Renewables: Time to Move On

By Margo Thorning

Chief Economist, American Council for Capital Formation

President Obama announced expansion of domestic oil and gas drilling which is a positive step. But then he renewed his commitment to backing renewable energy sources. There’s a time for stubbornness and a time to move on.

The Department of Energy’s EIA shows that new electric generating capacity using wind and solar power tends to be considerably more expensive than conventional, available and secure natural gas and coal resources.

And in a world of real tradeoffs, every dollar spent on expensive renewable energy is money that could have been used by households and business for purchasing consumer goods or productive new investments that make economic sense. Increasing aggregate demand is key to strong U.S. job growth; spending more than is necessary on energy is a drag on overall demand for goods and services. Indeed, there is a direct linkage between energy use and economic recovery, as in recent years each 1 percent increase in Gross Domestic Product in the U.S. has been accompanied by a 0.2 percent increase in energy use.

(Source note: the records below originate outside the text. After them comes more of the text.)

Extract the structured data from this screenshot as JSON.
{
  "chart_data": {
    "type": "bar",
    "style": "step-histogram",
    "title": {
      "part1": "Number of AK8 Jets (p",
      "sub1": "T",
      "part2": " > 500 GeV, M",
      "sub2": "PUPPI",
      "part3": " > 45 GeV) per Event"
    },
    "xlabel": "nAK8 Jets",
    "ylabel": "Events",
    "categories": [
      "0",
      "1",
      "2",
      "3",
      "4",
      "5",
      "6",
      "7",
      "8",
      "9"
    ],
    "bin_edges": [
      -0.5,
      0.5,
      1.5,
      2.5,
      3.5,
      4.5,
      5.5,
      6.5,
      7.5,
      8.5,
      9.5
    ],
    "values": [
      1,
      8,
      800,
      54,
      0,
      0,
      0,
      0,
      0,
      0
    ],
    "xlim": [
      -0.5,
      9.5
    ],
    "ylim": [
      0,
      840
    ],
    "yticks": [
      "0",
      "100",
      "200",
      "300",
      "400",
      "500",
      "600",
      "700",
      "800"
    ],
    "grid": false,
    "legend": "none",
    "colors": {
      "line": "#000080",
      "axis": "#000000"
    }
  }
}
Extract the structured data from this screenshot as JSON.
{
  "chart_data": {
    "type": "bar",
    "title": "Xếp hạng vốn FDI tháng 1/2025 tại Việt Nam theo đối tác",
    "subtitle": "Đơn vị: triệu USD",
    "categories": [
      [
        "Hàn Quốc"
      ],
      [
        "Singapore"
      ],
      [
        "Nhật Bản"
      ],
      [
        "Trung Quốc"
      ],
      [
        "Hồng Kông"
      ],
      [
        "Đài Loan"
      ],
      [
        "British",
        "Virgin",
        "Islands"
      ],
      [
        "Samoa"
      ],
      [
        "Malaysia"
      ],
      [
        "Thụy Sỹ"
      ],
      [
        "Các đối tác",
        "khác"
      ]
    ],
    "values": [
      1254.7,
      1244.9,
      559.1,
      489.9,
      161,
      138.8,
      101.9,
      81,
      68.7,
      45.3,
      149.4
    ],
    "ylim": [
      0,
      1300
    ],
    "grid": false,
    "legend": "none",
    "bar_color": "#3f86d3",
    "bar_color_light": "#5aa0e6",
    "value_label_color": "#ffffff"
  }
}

Inexpensive energy from conventional energy sources for electricity generation and transportation fuels is critical for restoring U.S. economic growth.

High U.S. electricity prices are a real burden on U.S. consumers. USA Today recently reported “households paid a record $1,419 on average for electricity in 2010, the fifth consecutive yearly increase above the inflation rate.” This “jump has added about $300 a year to what households pay for electricity. That’s the largest sustained increase since a run-up in electricity prices during the 1970s.”

Meanwhile, subsidizing renewables costs jobs and slows economic growth, burdening taxpayers by grabbing up a massive share of tax code subsidies. In 2010, an estimated 76 percent of the $19.1 billion in federal tax incentives went to renewables and for energy efficiency, conservation and alternative technology vehicle projects while only 13 percent went to fossil fuels, according to the Congressional Research Service. Some renewable electricity enjoys negative tax rates: solar thermal’s effective tax rate is -245 percent and wind power’s is -164 percent.

Frankly, there are many more efficient ways to boost our economy, even just within the energy sector. Chief among them, of course, would be to give the thumbs-up to the Keystone XL pipeline, which is slated to bring real jobs and lasting economic impact to America (rather than China, which is more than happy to gulp down traditional energy in a fashion that is far less “clean” than here).

Doggedly pursuing bad policies isn’t leadership. It’s just a bad investment that harms the very Americans the President’s administration is trying to help.

Margo Thorning

Dr. Margo Thorning has frequently testified as an expert witness on capital formation, tax, energy and environmental policies before multiple U.S. congressional committees. She has also traveled coast to coast to present findings to state and local lawmakers, business organizations and the media on the economic impact of climate change policies on local job and economic growth.